Andante M. Lithgow (1735-1792)
Louis-Claude Daquin was a French composer of Jewish ancestry, and a virtuoso organist and harpsichordist. He was born in Paris to a family originating from Italy, where his great-great-grandfather took the name D’Aquino after converting to Catholicism in the town of Aquino. Louis-Claude’s parents were Claude Daquin, a painter, and Anne Tiersant, a grand-niece of Rabelais — the French Renaissance writer, doctor, Renaissance humanist, monk and Greek scholar. One of Louis-Claude’s grand-uncles was a professor of Hebrew at the Collège de France, and another was the principal physician to King Louis XIV.

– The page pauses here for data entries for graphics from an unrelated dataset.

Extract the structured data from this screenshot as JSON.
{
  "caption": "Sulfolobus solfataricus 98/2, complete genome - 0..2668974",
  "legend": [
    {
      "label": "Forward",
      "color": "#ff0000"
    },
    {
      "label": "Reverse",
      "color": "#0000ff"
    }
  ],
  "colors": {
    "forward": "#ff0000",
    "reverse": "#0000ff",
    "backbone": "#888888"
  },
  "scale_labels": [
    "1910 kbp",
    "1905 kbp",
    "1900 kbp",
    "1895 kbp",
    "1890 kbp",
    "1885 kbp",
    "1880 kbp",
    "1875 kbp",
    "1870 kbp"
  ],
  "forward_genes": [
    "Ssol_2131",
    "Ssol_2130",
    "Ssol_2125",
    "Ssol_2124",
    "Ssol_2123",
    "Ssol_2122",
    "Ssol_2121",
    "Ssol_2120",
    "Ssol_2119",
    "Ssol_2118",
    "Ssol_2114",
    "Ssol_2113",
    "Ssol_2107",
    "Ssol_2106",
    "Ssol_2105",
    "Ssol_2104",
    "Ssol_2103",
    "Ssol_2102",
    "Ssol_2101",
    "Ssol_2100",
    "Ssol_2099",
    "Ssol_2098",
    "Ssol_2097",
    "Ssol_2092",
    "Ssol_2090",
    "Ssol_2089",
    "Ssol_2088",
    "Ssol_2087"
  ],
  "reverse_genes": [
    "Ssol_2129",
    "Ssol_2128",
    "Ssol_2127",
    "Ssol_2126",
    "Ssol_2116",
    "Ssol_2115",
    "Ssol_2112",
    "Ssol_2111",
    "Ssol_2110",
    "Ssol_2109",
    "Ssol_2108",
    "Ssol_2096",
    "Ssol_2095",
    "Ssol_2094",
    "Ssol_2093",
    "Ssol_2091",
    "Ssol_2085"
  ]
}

Daquin was a musical child prodigy. He performed for the court of Louis XIV at the age of six. At the age of eight, he conducted his own choral work Beatus Vir. He was for a while a pupil of Louis Marchand (also a child prodigy, and one of the foremost virtuosi of his day). At the age of 12, Daquin became organist at the Sainte-Chapelle, and in the following year took a similar post at the Church of Petit Saint Antoine. In 1722 he married Denise-Thérèse Quirot.
Daquin never lacked for work as an organist. In 1727 he was appointed organist at the Church of Saint Paul in Paris, ahead of Jean-Philippe Rameau who was also a candidate (something like a basketball player being hired instead of Magic Johnson). Five years later, Daquin succeeded his teacher Marchand as organist at the Church of the Cordeliers. In 1739 he became organist to King Louis XV at the Chapelle Royale and in 1755 he was made titular organist (the ‘head chef’ – with sous chefs/organists working under him) at Notre-Dame Cathedral.
By reputation a dazzling performer at the keyboard, Daquin was courted by the aristocracy, and his great expertise at the organ drew large crowds to hear him.